Да, это верно, тогда я не чувствовал, не понимал, какую роль он играет в моей жизни и будет играть даже после своей смерти.
Теперь-то я знаю, что означали эти быстрые испытующие взгляды, это едва заметное движение бровей, когда он чего-то во мне не понимал.
Догадывался ли он, что я склонен скорей сочувствовать Порелю, чем ему, что иной раз я завидую скромному мещанскому укладу жизни Никола и его матери?
Случалось, кто-нибудь из гостей спрашивал меня, так же как наши приятели спрашивают теперь тебя:
— Что вы собираетесь делать, когда окончите лицей? Будете префектом, как ваш отец?
Когда я был мальчиком, я, сам не знаю почему, отвечал «нет» с таким жаром, что все вокруг начинали улыбаться:
— Кем же тогда? Доктором? Адвокатом?
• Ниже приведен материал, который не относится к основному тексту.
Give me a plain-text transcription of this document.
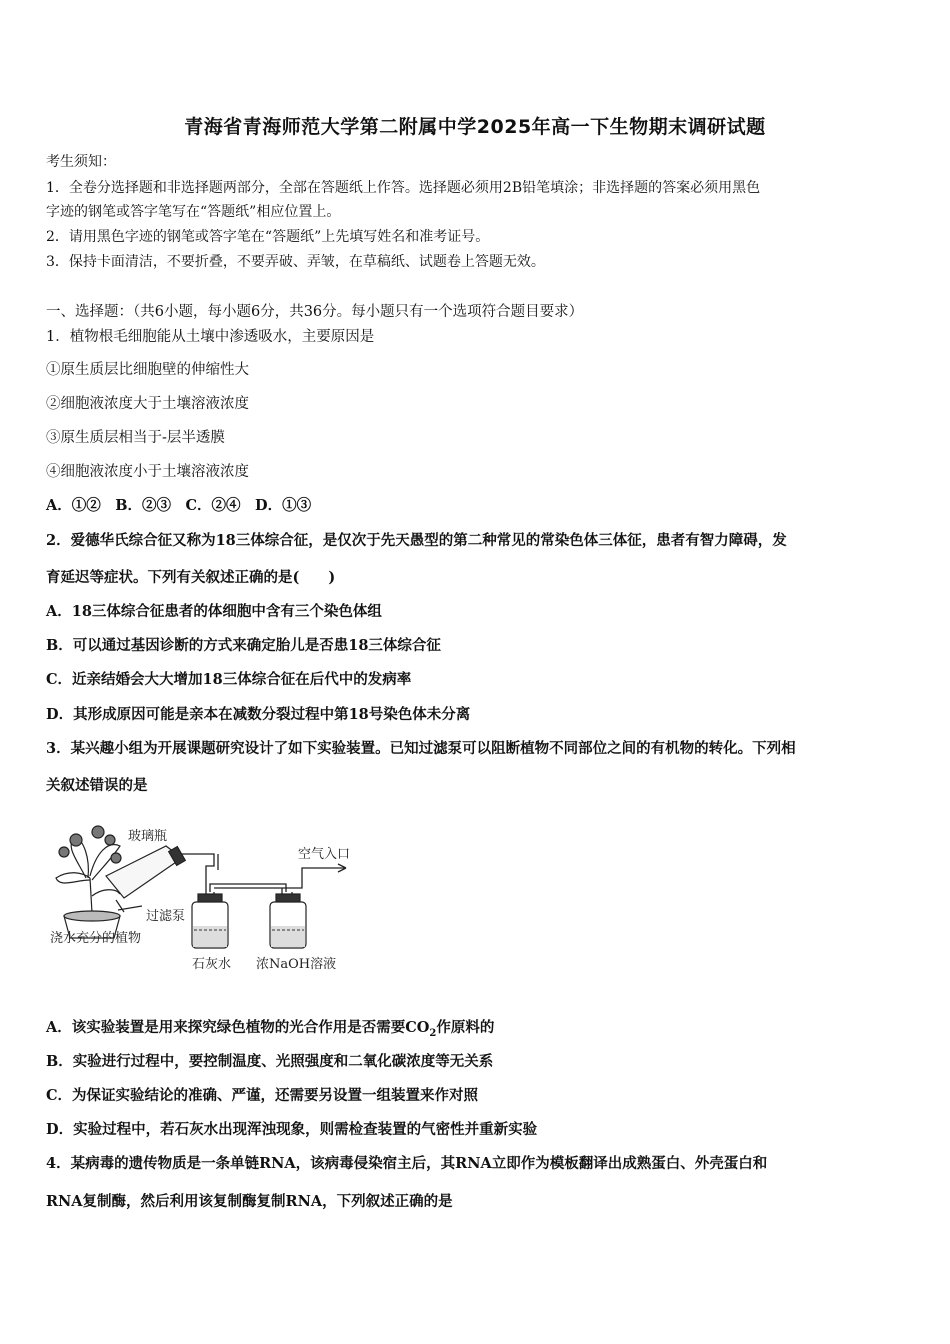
青海省青海师范大学第二附属中学2025年高一下生物期末调研试题
考生须知：
1．全卷分选择题和非选择题两部分，全部在答题纸上作答。选择题必须用2B铅笔填涂；非选择题的答案必须用黑色
字迹的钢笔或答字笔写在“答题纸”相应位置上。
2．请用黑色字迹的钢笔或答字笔在“答题纸”上先填写姓名和准考证号。
3．保持卡面清洁，不要折叠，不要弄破、弄皱，在草稿纸、试题卷上答题无效。
一、选择题：（共6小题，每小题6分，共36分。每小题只有一个选项符合题目要求）
1．植物根毛细胞能从土壤中渗透吸水，主要原因是
①原生质层比细胞壁的伸缩性大
②细胞液浓度大于土壤溶液浓度
③原生质层相当于-层半透膜
④细胞液浓度小于土壤溶液浓度
A．①②　B．②③　C．②④　D．①③
2．爱德华氏综合征又称为18三体综合征，是仅次于先天愚型的第二种常见的常染色体三体征，患者有智力障碍，发
育延迟等症状。下列有关叙述正确的是(　　)
A．18三体综合征患者的体细胞中含有三个染色体组
B．可以通过基因诊断的方式来确定胎儿是否患18三体综合征
C．近亲结婚会大大增加18三体综合征在后代中的发病率
D．其形成原因可能是亲本在减数分裂过程中第18号染色体未分离
3．某兴趣小组为开展课题研究设计了如下实验装置。已知过滤泵可以阻断植物不同部位之间的有机物的转化。下列相
关叙述错误的是
玻璃瓶
空气入口
过滤泵
浇水充分的植物
石灰水 浓NaOH溶液
A．该实验装置是用来探究绿色植物的光合作用是否需要$CO_2$作原料的
B．实验进行过程中，要控制温度、光照强度和二氧化碳浓度等无关系
C．为保证实验结论的准确、严谨，还需要另设置一组装置来作对照
D．实验过程中，若石灰水出现浑浊现象，则需检查装置的气密性并重新实验
4．某病毒的遗传物质是一条单链RNA，该病毒侵染宿主后，其RNA立即作为模板翻译出成熟蛋白、外壳蛋白和
RNA复制酶，然后利用该复制酶复制RNA，下列叙述正确的是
Геологом?
Я опускал голову, стыдясь, что мне нечего им ответить, и отец обычно приходил мне на помощь, переводя разговор на другую тему.
Большинство моих товарищей уже знали, кем они хотят быть, некоторые остались верны своим намерениям и осуществили свои мечты.
Меня же этот вопрос пугал. Я чувствовал себя виноватым оттого, что не знаю, какое место займу в жизни, — я словно заранее отказывался выполнить свой долг перед обществом, и это казалось мне не менее позорным, чем быть негодным к военной службе или пытаться избежать ее.
Я тщетно старался представить себя занимающимся тем или иным делом, и мне уже начинало казаться, что я не такой, как все, что я вообще не смогу быть полезен обществу.
Я не хотел принадлежать к начальству, но и не чувствовал в себе мужества стать рабочим или одним из тех служащих, которыми были полны комнаты префектуры.
Я не хотел повелевать своими ближними и решать их судьбу, и вместе с тем мысль о подчиненном положении вызывала у меня протест.
Под влиянием Никола я уже почти решил изучать медицину — хотя бы для того, чтобы не расставаться с ним по окончании лицея. Увы, я боялся крови, и от одного слова «болезнь» мне становилось не по себе.